Secondo loro, i potenziali obiettivi potrebbero includere alcune società di materie prime, come il più grande produttore di oro PJSC Polyus e il colosso minerario PJSC Norilsk Nickel, nonché banche private.

L’economia di guerra della Russia ha subito un rallentamento lo scorso anno con l’ampliamento del deficit di bilancio, costringendo il governo a cercare ulteriori fonti di entrate, anche aumentando l’imposta sul valore aggiunto a partire da quest’anno.

Il servizio stampa del governo non ha risposto immediatamente alla richiesta di commento, e Norilsk Nickel e Polyus hanno rifiutato di commentare.

Nel 2023, la Russia aveva già deciso di imporre un’imposta sugli utili in eccesso alle grandi imprese, poiché il bilancio era sotto pressione dopo lo scoppio della guerra in Ucraina.
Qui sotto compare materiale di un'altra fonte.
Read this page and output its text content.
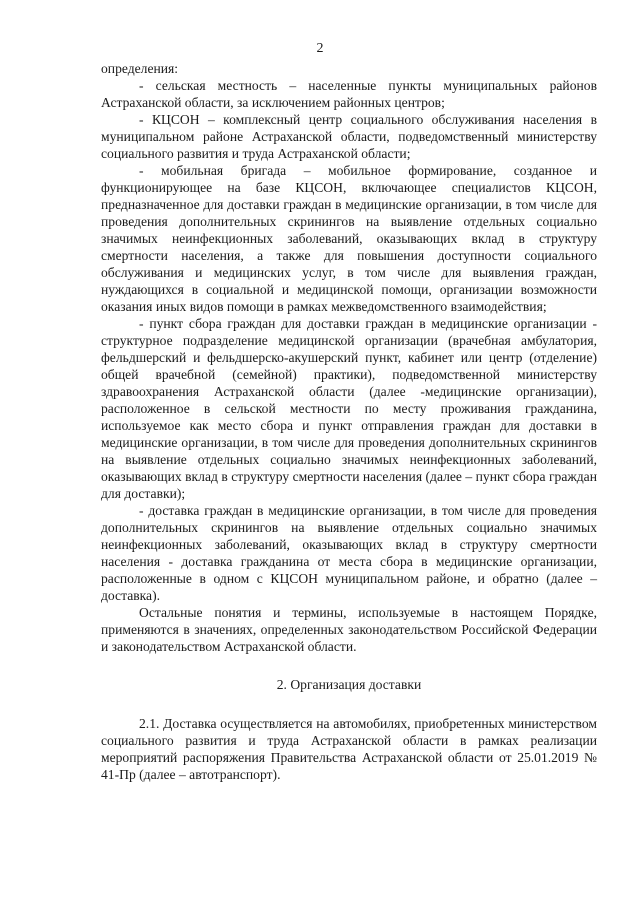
2

определения:

- сельская местность – населенные пункты муниципальных районов Астраханской области, за исключением районных центров;

- КЦСОН – комплексный центр социального обслуживания населения в муниципальном районе Астраханской области, подведомственный министерству социального развития и труда Астраханской области;

- мобильная бригада – мобильное формирование, созданное и функционирующее на базе КЦСОН, включающее специалистов КЦСОН, предназначенное для доставки граждан в медицинские организации, в том числе для проведения дополнительных скринингов на выявление отдельных социально значимых неинфекционных заболеваний, оказывающих вклад в структуру смертности населения, а также для повышения доступности социального обслуживания и медицинских услуг, в том числе для выявления граждан, нуждающихся в социальной и медицинской помощи, организации возможности оказания иных видов помощи в рамках межведомственного взаимодействия;

- пункт сбора граждан для доставки граждан в медицинские организации - структурное подразделение медицинской организации (врачебная амбулатория, фельдшерский и фельдшерско-акушерский пункт, кабинет или центр (отделение) общей врачебной (семейной) практики), подведомственной министерству здравоохранения Астраханской области (далее -медицинские организации), расположенное в сельской местности по месту проживания гражданина, используемое как место сбора и пункт отправления граждан для доставки в медицинские организации, в том числе для проведения дополнительных скринингов на выявление отдельных социально значимых неинфекционных заболеваний, оказывающих вклад в структуру смертности населения (далее – пункт сбора граждан для доставки);

- доставка граждан в медицинские организации, в том числе для проведения дополнительных скринингов на выявление отдельных социально значимых неинфекционных заболеваний, оказывающих вклад в структуру смертности населения - доставка гражданина от места сбора в медицинские организации, расположенные в одном с КЦСОН муниципальном районе, и обратно (далее – доставка).

Остальные понятия и термины, используемые в настоящем Порядке, применяются в значениях, определенных законодательством Российской Федерации и законодательством Астраханской области.

2. Организация доставки

2.1. Доставка осуществляется на автомобилях, приобретенных министерством социального развития и труда Астраханской области в рамках реализации мероприятий распоряжения Правительства Астраханской области от 25.01.2019 № 41-Пр (далее – автотранспорт).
Il Ministero delle Finanze prevede di ridurre il deficit di bilancio di circa l’1,6% del prodotto interno lordo quest’anno, dopo un disavanzo del 2,6% nel 2025.

La prospettiva di un’altra tassa arriva mentre il PIL russo probabilmente subirà una contrazione nel primo trimestre, dopo che la produzione è scesa di quasi il 2% nei primi due mesi, il primo calo trimestrale dall’inizio del 2023. L’indicatore del clima economico in Russia è diventato negativo il mese scorso per la prima volta dall’inizio della guerra in Ucraina.

L’idea di introdurre tasse aggiuntive è riemersa dopo che il presidente Vladimir Putin ha tenuto un incontro a porte chiuse con un gruppo di miliardari a marzo, quando uno di loro ha proposto di contribuire con una grossa somma al bilancio statale, che è stato approvato dal Cremlino. La pubblicazione locale The Bell ha riferito che Suleiman Kerimov, la cui famiglia ha fatto fortuna grazie alla partecipazione nella società Polyus, si è offerto di donare 100 miliardi di rubli (1,3 miliardi di dollari) al bilancio, ma questa affermazione non ha potuto essere confermata da fonti indipendenti.